The philosopher, Colin McGinn has listed five characteristics of mental states, which purportedly prevent them from being identified with brain states. Mental states are, he claims:
1. Unobservable — in the sense that they are not perceptible by means of the senses.
2. Asymmetrically accessible — in the sense that the owner of a mental state has a kind of immediate access to it that other people do not.
3. Subjective — in the sense that the nature of a mental state is knowable only from a single 'point of view'.
4. Non-spatial — in the sense that mental states do not take up a well-defined region of space.
5. Subject-dependent — in the sense that mental states only exist for a subject of awareness.

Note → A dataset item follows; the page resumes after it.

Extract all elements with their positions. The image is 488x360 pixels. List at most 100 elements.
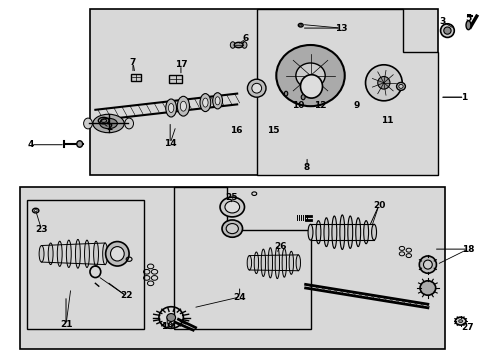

Now, as I argued a few weeks ago, non-commutative geometry is the best candidate for a mathematical structure which provides a common generalisation of the structures employed in quantum theory and relativity. And the crucial thing to note about non-commutative geometry is that it provides an algebraic representation of space, rather than a manifold of spatial points. Relationships between points in a manifold, such as spatial extension, are rendered obsolescent, and replaced with purely algebraic relationships. Hence, non-commutative geometry has the potential to dissolve one of the apparent barriers to resolving the mind-brain issue. McGinn's fourth point, that mental states are not spatially extended, is only a problem if brain states are held to be the states of spatially extended systems. Non-commutative geometry suggests that the spatial extension of any physical system, including the brain, is an illusion.